Background on Page Strength

Page Strength covers all factors influencing your page's position in Google's search results—a vital tool for assessing keyword ranking difficulty.

The purpose of Page Strength is to give SEOs the ability to accurately gauge how difficult it is to rank for their target keywords. After all, understanding keyword difficulty starts with comprehending the Page Strength of the leading content. If those pages wield significantly more strength than yours, the path to ranking just got tougher.

We calculate Page Strength using seoClarity's vast platform, including a 500+ million keyword-strong Research Grid dataset, billions of data points and metrics, and six years of historical data.

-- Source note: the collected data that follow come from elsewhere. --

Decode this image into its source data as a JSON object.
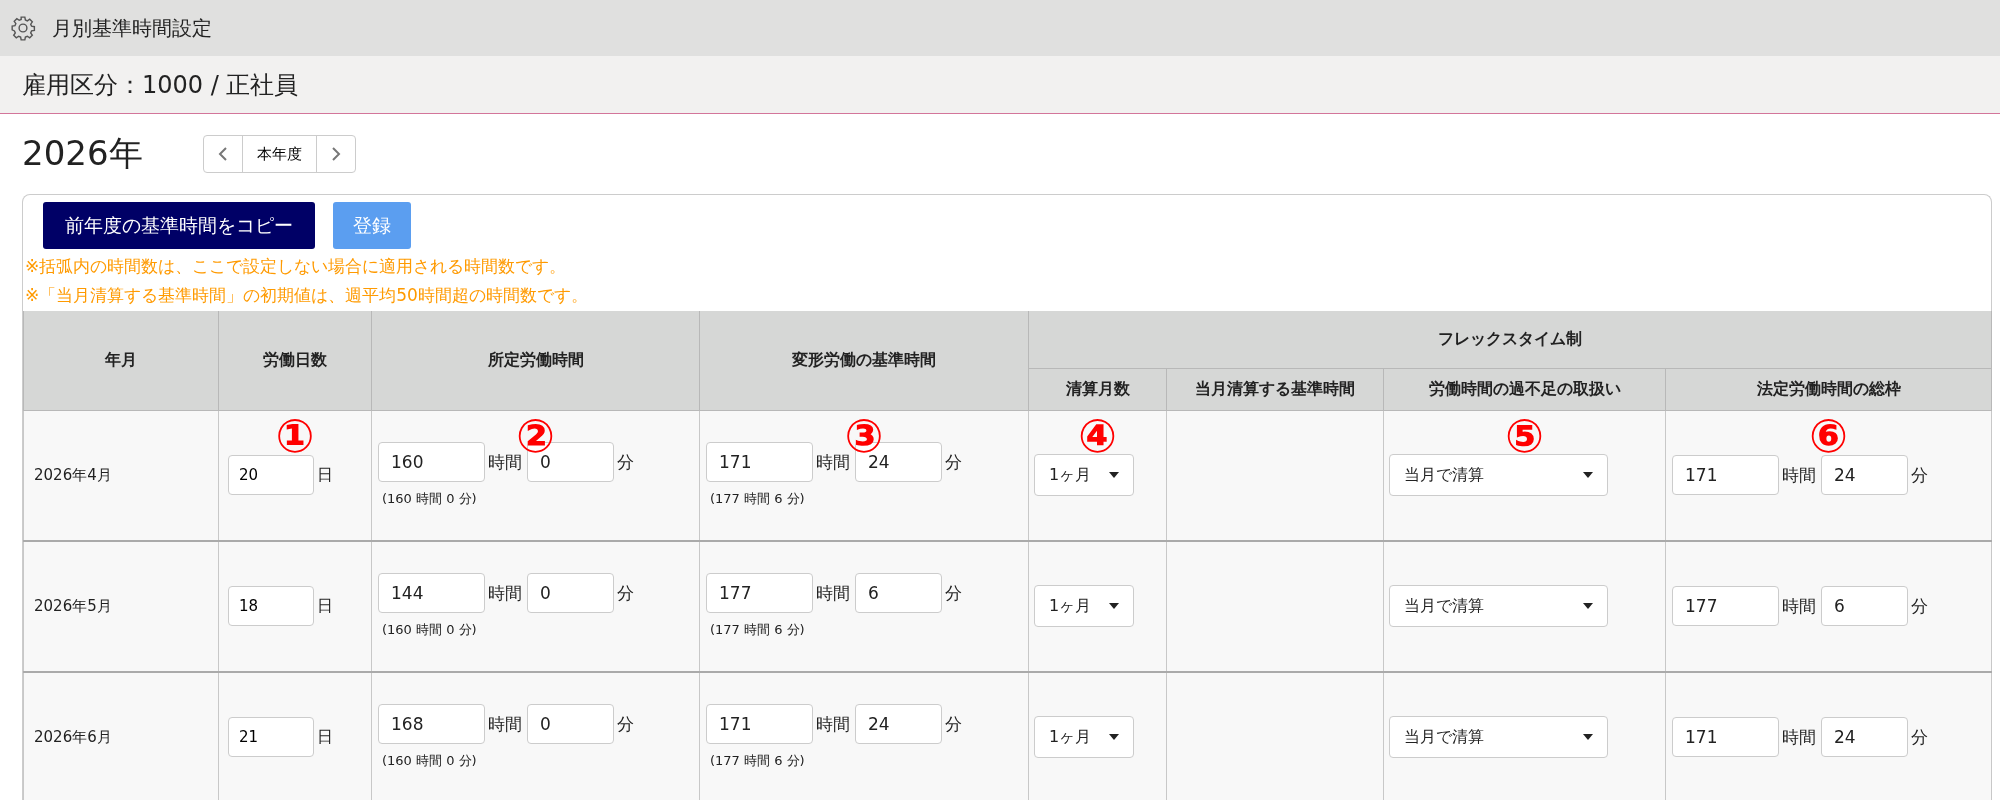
{
  "window": {
    "title": "月別基準時間設定"
  },
  "subheader": "雇用区分：1000 / 正社員",
  "year": "2026年",
  "year_nav": {
    "label": "本年度"
  },
  "buttons": [
    {
      "label": "前年度の基準時間をコピー",
      "kind": "primary"
    },
    {
      "label": "登録",
      "kind": "secondary"
    }
  ],
  "notes": [
    "※括弧内の時間数は、ここで設定しない場合に適用される時間数です。",
    "※「当月清算する基準時間」の初期値は、週平均50時間超の時間数です。"
  ],
  "table": {
    "columns": [
      {
        "label": "年月"
      },
      {
        "label": "労働日数",
        "marker": "①"
      },
      {
        "label": "所定労働時間",
        "marker": "②"
      },
      {
        "label": "変形労働の基準時間",
        "marker": "③"
      }
    ],
    "flex_group": {
      "label": "フレックスタイム制",
      "columns": [
        {
          "label": "清算月数",
          "marker": "④"
        },
        {
          "label": "当月清算する基準時間"
        },
        {
          "label": "労働時間の過不足の取扱い",
          "marker": "⑤"
        },
        {
          "label": "法定労働時間の総枠",
          "marker": "⑥"
        }
      ]
    },
    "rows": [
      {
        "month": "2026年4月",
        "days": {
          "value": "20",
          "unit": "日"
        },
        "scheduled": {
          "hours": "160",
          "hours_unit": "時間",
          "minutes": "0",
          "minutes_unit": "分",
          "default": "(160 時間 0 分)"
        },
        "variable": {
          "hours": "171",
          "hours_unit": "時間",
          "minutes": "24",
          "minutes_unit": "分",
          "default": "(177 時間 6 分)"
        },
        "settle_months": "1ヶ月",
        "shortfall": "当月で清算",
        "legal_total": {
          "hours": "171",
          "hours_unit": "時間",
          "minutes": "24",
          "minutes_unit": "分"
        }
      },
      {
        "month": "2026年5月",
        "days": {
          "value": "18",
          "unit": "日"
        },
        "scheduled": {
          "hours": "144",
          "hours_unit": "時間",
          "minutes": "0",
          "minutes_unit": "分",
          "default": "(160 時間 0 分)"
        },
        "variable": {
          "hours": "177",
          "hours_unit": "時間",
          "minutes": "6",
          "minutes_unit": "分",
          "default": "(177 時間 6 分)"
        },
        "settle_months": "1ヶ月",
        "shortfall": "当月で清算",
        "legal_total": {
          "hours": "177",
          "hours_unit": "時間",
          "minutes": "6",
          "minutes_unit": "分"
        }
      },
      {
        "month": "2026年6月",
        "days": {
          "value": "21",
          "unit": "日"
        },
        "scheduled": {
          "hours": "168",
          "hours_unit": "時間",
          "minutes": "0",
          "minutes_unit": "分",
          "default": "(160 時間 0 分)"
        },
        "variable": {
          "hours": "171",
          "hours_unit": "時間",
          "minutes": "24",
          "minutes_unit": "分",
          "default": "(177 時間 6 分)"
        },
        "settle_months": "1ヶ月",
        "shortfall": "当月で清算",
        "legal_total": {
          "hours": "171",
          "hours_unit": "時間",
          "minutes": "24",
          "minutes_unit": "分"
        }
      }
    ]
  }
}
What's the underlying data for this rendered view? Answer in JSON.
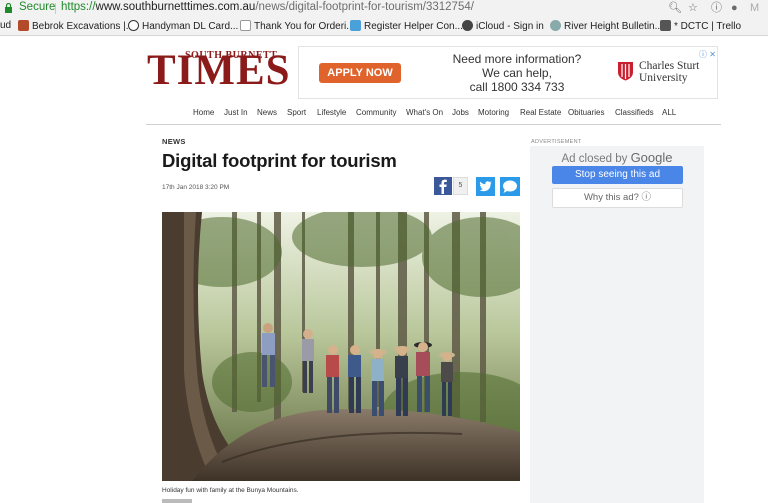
{
  "browser": {
    "secure_label": "Secure",
    "url_scheme": "https://",
    "url_domain": "www.southburnetttimes.com.au",
    "url_path": "/news/digital-footprint-for-tourism/3312754/",
    "bookmarks": [
      {
        "label": "ud"
      },
      {
        "label": "Bebrok Excavations |..."
      },
      {
        "label": "Handyman DL Card..."
      },
      {
        "label": "Thank You for Orderi..."
      },
      {
        "label": "Register Helper Con..."
      },
      {
        "label": "iCloud - Sign in"
      },
      {
        "label": "River Height Bulletin..."
      },
      {
        "label": "* DCTC | Trello"
      }
    ]
  },
  "masthead": {
    "logo_small": "SOUTH BURNETT",
    "logo_large": "TIMES"
  },
  "banner_ad": {
    "button_label": "APPLY NOW",
    "line1": "Need more information?",
    "line2": "We can help,",
    "line3": "call 1800 334 733",
    "org_line1": "Charles Sturt",
    "org_line2": "University",
    "adchoices": "ⓘ ✕"
  },
  "nav": {
    "items": [
      "Home",
      "Just In",
      "News",
      "Sport",
      "Lifestyle",
      "Community",
      "What's On",
      "Jobs",
      "Motoring",
      "Real Estate",
      "Obituaries",
      "Classifieds",
      "ALL"
    ]
  },
  "article": {
    "kicker": "NEWS",
    "headline": "Digital footprint for tourism",
    "timestamp": "17th Jan 2018 3:20 PM",
    "facebook_count": "5",
    "caption": "Holiday fun with family at the Bunya Mountains."
  },
  "sidebar": {
    "advertisement_label": "ADVERTISEMENT",
    "ad_closed_text": "Ad closed by",
    "ad_closed_brand": "Google",
    "stop_button": "Stop seeing this ad",
    "why_button": "Why this ad? ⓘ"
  },
  "colors": {
    "brand_red": "#8b1a1a",
    "apply_orange": "#e0632b",
    "facebook": "#3b5998",
    "twitter": "#2b9be9",
    "google_blue": "#4a86e8"
  }
}
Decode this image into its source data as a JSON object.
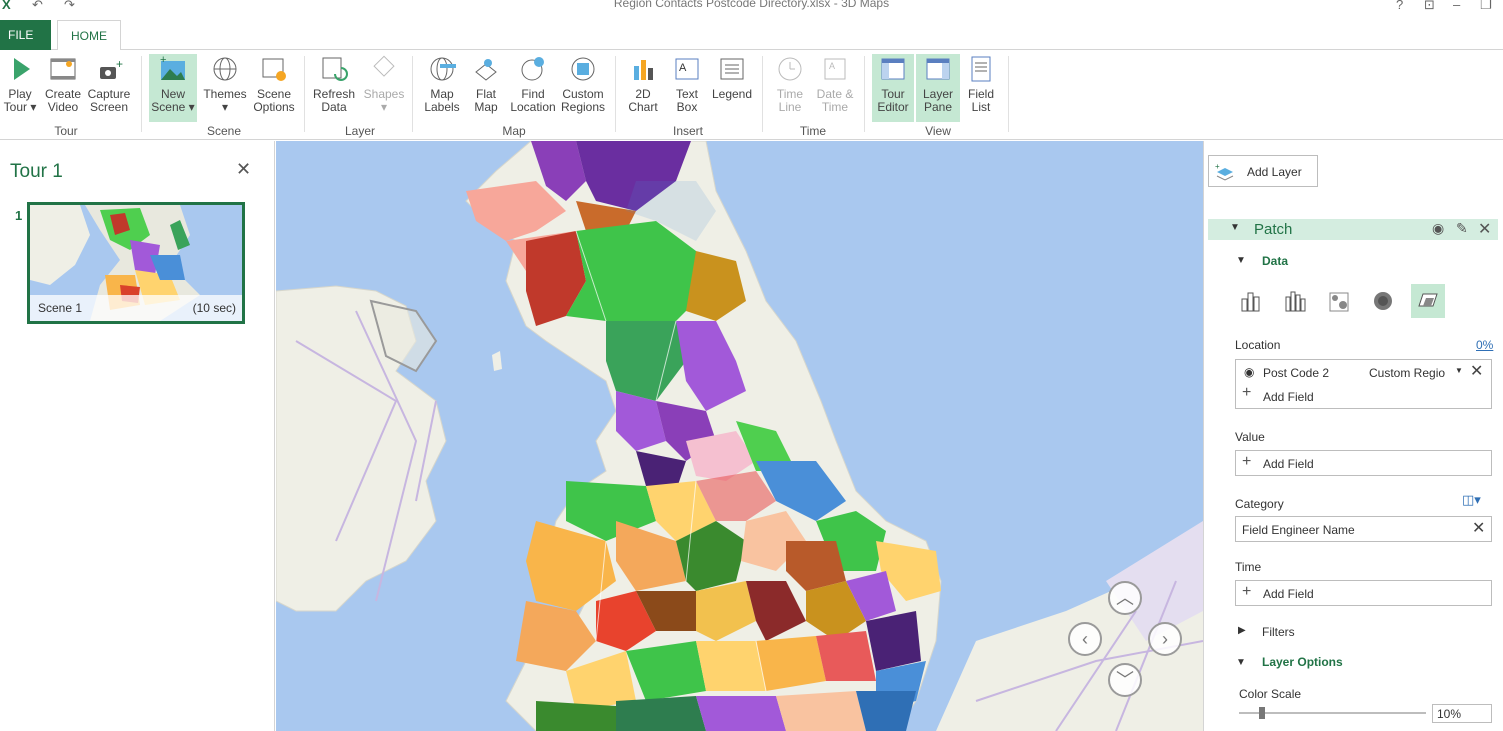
{
  "window": {
    "title": "Region Contacts Postcode Directory.xlsx - 3D Maps"
  },
  "tabs": {
    "file": "FILE",
    "home": "HOME"
  },
  "ribbon": {
    "tour_group": "Tour",
    "scene_group": "Scene",
    "layer_group": "Layer",
    "map_group": "Map",
    "insert_group": "Insert",
    "time_group": "Time",
    "view_group": "View",
    "play_tour": [
      "Play",
      "Tour ▾"
    ],
    "create_video": [
      "Create",
      "Video"
    ],
    "capture_screen": [
      "Capture",
      "Screen"
    ],
    "new_scene": [
      "New",
      "Scene ▾"
    ],
    "themes": [
      "Themes",
      "▾"
    ],
    "scene_options": [
      "Scene",
      "Options"
    ],
    "refresh_data": [
      "Refresh",
      "Data"
    ],
    "shapes": [
      "Shapes",
      "▾"
    ],
    "map_labels": [
      "Map",
      "Labels"
    ],
    "flat_map": [
      "Flat",
      "Map"
    ],
    "find_location": [
      "Find",
      "Location"
    ],
    "custom_regions": [
      "Custom",
      "Regions"
    ],
    "chart_2d": [
      "2D",
      "Chart"
    ],
    "text_box": [
      "Text",
      "Box"
    ],
    "legend": [
      "Legend",
      ""
    ],
    "time_line": [
      "Time",
      "Line"
    ],
    "date_time": [
      "Date &",
      "Time"
    ],
    "tour_editor": [
      "Tour",
      "Editor"
    ],
    "layer_pane": [
      "Layer",
      "Pane"
    ],
    "field_list": [
      "Field",
      "List"
    ]
  },
  "tour_panel": {
    "title": "Tour 1",
    "close": "✕",
    "scene_number": "1",
    "scene_name": "Scene 1",
    "scene_duration": "(10 sec)"
  },
  "layer_pane": {
    "add_layer": "Add Layer",
    "layer_name": "Patch",
    "data_section": "Data",
    "location_label": "Location",
    "location_pct": "0%",
    "location_field": "Post Code 2",
    "location_type": "Custom Regio",
    "add_field": "Add Field",
    "value_label": "Value",
    "category_label": "Category",
    "category_field": "Field Engineer Name",
    "time_label": "Time",
    "filters_label": "Filters",
    "layer_options": "Layer Options",
    "color_scale_label": "Color Scale",
    "color_scale_value": "10%"
  },
  "colors": {
    "accent": "#217346",
    "selected_bg": "#c5e8d3",
    "patch_header_bg": "#d4ede0",
    "map_sea": "#a9c8ef",
    "map_land": "#efefe6"
  }
}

Unlike one-time correlations, Page Strength undergoes daily validation across 10 million keywords. This enables us to assess keyword difficulty for new pages based on a page’s existing topic authority and refine accuracy over time with additional metrics from our Research Grid dataset.

 

Summary of Results

  • We have established a robust correlation between page strength and page rank, with a correlation coefficient of approximately -0.6 for raw data and remarkably close to 1 (0.99) for aggregated data (averaging page ranks across units of page strength from 0 to 100).
  • Our findings are supported by a mixed-effect model with random intercepts, which is considered the most appropriate approach. It demonstrates a positive and statistically significant impact of page strength on page rank, with an average rank score decrease of 0.78 for every 10-unit increase in page strength.
  • This significant positive effect of page strength on page ranking holds true, assuming rank 1 is the most desirable.

In short, our study confirms a significant and robust connection between the effect of page strength on page rank. 

 

Does "Page Strength" Strongly Indicate "Rank Position"?

 

Data Quality Check

To conduct our study, we began with a dataset of 10,969,861 observations and ensured that there were no missing values.

Then, we looked at how the data was distributed using skewness and kurtosis. These measures help us see if the data has a normal distribution. This is important because it means our data behaves in a way that we can understand and make predictions about.

We determined that the absolute values of skewness and kurtosis for page strength were 1.35 and 1.40 accordingly and the absolute values for rank position were 0.01 and 1.23 accordingly. These numbers are smaller than 2 and 7, which means the data closely resembles a normal distribution.

 

Choosing the Right Method to Determine the Correlation

When beginning our study, we analyzed the data in several different ways to determine the correlation between page strength and rank position such as:

  • The Spearman correlation
  • Monotonic trend
  • Linear trend and direction
  • Logarithmic trend

The results all revealed a strong correlation.

But these analyses have some methodological concerns. Most correlation and regression models assume that each observation is independent. However, it’s common to use the same keyword on multiple pages, making the observations not entirely independent. This introduces a multilevel aspect.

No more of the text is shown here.